As my colleague Matthew Weller pointed out here, the RBNZ said it was looking into ways to tighten rules around lending for residential property investors by targeting rental properties. The bank is looking at making property investment a class of its own, as opposed to the current regime that doesn’t differentiate between owner-occupiers and rental properties.
Also, the definition of ‘investor’ appears to be under scrutiny, with the RBNZ dumping the prior criteria that defines an investor as those that own five houses or more. The new definition is unclear, but it’s likely to encompass many more people than the current criteria, thereby multiplying the effect of any restrictions on residential property investment.
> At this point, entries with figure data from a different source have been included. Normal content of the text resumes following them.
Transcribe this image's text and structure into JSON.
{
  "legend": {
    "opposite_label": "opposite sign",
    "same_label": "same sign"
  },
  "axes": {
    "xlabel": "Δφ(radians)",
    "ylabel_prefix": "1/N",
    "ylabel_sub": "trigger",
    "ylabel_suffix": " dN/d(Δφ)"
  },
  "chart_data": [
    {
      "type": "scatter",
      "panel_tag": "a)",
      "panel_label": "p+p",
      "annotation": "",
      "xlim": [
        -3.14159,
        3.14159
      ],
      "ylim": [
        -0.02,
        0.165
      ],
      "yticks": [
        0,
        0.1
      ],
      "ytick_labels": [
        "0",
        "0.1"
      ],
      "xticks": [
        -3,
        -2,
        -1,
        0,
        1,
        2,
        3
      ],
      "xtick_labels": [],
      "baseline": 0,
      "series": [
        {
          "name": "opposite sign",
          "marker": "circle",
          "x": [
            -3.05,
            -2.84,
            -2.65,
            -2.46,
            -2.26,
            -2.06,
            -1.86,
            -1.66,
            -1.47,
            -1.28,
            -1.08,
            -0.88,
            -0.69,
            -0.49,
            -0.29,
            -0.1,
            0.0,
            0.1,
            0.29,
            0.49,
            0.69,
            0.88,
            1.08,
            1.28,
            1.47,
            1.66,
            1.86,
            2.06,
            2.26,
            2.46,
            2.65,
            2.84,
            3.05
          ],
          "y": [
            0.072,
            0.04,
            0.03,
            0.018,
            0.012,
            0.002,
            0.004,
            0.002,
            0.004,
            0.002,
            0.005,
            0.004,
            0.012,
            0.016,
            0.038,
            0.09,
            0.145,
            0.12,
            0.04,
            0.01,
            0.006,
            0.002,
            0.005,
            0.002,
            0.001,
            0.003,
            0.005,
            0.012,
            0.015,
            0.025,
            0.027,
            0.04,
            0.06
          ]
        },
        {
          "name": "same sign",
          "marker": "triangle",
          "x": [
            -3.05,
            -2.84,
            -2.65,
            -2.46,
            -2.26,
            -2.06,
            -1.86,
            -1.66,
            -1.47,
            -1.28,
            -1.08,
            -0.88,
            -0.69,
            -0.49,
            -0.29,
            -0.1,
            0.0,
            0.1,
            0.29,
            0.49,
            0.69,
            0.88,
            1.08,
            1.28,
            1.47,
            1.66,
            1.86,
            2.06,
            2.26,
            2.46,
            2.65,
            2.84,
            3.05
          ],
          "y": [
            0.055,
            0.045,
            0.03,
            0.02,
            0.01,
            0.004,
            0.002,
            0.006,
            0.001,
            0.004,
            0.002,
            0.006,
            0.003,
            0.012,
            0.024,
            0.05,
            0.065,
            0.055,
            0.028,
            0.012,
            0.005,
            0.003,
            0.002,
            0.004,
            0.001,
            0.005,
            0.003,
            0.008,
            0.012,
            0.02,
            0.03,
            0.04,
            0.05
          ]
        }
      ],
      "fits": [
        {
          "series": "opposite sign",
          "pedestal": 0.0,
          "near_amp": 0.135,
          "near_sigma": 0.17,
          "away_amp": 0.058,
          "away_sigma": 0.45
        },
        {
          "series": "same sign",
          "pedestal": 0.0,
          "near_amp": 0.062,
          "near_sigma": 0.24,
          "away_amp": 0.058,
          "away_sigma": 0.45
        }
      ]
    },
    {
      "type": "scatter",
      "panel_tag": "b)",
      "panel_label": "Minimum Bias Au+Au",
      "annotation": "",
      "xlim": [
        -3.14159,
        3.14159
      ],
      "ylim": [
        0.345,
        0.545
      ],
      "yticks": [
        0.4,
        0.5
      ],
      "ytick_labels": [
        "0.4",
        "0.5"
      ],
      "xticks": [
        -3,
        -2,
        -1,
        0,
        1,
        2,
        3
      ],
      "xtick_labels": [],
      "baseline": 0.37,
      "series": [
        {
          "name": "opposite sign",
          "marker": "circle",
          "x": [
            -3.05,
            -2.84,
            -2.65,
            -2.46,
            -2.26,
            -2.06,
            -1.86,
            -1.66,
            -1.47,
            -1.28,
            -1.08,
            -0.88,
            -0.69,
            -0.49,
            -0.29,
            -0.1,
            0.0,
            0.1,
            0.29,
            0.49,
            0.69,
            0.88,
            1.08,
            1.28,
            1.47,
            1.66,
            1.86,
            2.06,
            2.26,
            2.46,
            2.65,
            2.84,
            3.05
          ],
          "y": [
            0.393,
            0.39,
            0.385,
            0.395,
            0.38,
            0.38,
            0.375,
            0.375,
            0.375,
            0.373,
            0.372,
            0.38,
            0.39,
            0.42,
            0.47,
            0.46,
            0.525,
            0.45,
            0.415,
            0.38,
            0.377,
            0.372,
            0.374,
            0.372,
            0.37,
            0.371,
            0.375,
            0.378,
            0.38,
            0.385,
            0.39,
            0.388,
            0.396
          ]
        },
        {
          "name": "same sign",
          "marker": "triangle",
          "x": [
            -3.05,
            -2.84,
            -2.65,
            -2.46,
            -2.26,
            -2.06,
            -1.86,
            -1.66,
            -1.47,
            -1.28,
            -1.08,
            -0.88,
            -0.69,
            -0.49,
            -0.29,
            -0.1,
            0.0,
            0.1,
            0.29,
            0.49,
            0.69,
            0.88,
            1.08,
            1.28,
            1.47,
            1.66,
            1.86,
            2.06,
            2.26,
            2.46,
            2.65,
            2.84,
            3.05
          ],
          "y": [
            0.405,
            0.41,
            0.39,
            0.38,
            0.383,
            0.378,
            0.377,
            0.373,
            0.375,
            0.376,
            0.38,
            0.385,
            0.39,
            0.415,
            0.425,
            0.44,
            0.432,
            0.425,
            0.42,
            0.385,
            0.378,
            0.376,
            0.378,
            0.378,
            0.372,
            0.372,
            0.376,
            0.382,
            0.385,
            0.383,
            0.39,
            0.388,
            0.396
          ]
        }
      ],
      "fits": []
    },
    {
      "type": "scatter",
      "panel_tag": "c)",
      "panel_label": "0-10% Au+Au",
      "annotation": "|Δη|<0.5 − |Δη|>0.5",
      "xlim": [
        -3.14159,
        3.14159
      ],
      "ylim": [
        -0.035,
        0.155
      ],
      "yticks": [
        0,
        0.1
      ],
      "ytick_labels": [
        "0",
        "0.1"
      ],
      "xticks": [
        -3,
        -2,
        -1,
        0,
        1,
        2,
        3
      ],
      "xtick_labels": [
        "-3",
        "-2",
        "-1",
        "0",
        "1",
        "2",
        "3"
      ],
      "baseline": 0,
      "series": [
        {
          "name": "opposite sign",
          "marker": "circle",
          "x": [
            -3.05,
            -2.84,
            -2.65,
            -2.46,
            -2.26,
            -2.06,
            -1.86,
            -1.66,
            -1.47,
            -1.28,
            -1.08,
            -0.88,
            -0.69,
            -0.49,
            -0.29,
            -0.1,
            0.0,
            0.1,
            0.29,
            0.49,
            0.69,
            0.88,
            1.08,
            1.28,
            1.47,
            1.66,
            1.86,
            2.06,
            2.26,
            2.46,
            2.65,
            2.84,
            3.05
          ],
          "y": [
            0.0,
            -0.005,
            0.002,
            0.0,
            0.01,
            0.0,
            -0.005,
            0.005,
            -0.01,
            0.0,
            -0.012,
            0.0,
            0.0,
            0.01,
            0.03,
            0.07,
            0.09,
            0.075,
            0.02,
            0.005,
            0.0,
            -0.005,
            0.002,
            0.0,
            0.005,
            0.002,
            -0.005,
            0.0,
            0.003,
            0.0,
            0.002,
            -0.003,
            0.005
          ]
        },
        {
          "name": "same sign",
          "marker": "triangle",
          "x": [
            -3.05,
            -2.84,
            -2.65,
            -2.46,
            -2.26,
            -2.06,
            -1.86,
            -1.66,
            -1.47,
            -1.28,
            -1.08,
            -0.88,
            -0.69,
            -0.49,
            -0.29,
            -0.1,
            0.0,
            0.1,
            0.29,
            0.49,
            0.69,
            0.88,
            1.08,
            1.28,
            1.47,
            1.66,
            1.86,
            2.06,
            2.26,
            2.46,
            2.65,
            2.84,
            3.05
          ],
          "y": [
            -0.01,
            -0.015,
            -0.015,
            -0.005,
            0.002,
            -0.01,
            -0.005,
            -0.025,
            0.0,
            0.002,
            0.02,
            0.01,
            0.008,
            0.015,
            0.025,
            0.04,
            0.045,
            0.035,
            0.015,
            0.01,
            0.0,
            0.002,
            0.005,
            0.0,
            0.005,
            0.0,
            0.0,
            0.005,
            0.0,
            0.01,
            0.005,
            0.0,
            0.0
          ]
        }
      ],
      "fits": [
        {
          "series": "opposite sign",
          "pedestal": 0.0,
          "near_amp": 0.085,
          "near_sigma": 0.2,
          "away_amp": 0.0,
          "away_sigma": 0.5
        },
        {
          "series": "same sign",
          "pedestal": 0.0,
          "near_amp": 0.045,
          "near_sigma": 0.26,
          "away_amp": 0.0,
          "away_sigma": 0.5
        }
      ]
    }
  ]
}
Why is this bad news for the kiwi?
Inflation pressures are fairly lacklustre in NZ, except for house price inflation. Upward pressure on house prices was a, if not the, main reason for the RBNZ’s decision to increase the official cash rate by 100 basis points last year (from 2.5% to 3.5%). Once this threat is removed, the RBNZ can focus more on supporting the broader economy. This doesn’t necessarily mean the bank will cut the OCR, but it makes it far more likely that interest rates will remain at their present low levels for an extended period of time.
The idea that the RBNZ will remain on hold for longer, or even cut interest rates if NZ inflation outlook worsens further, removes a major fundamental support for the NZ dollar. This was evident by a massive sell-off in the commodity currency in the last 24 hours. A collapse which brought NZDUSD around 140 pips lower at its lowest point.
NZDJPY’s hard-won rally is being undone
After breaking through a key resistance zone around 90.00 late last month, NZDJPY was able to quickly push above 91.00. However, the collapse of the kiwi has pushed the pair back to a sticky zone around 90.00. A sustained break here may see the sell-off continue towards the pair’s 200-day SMA. If NZDJPY can regain its footing, we will be eyeing a resistance zone around 91.15.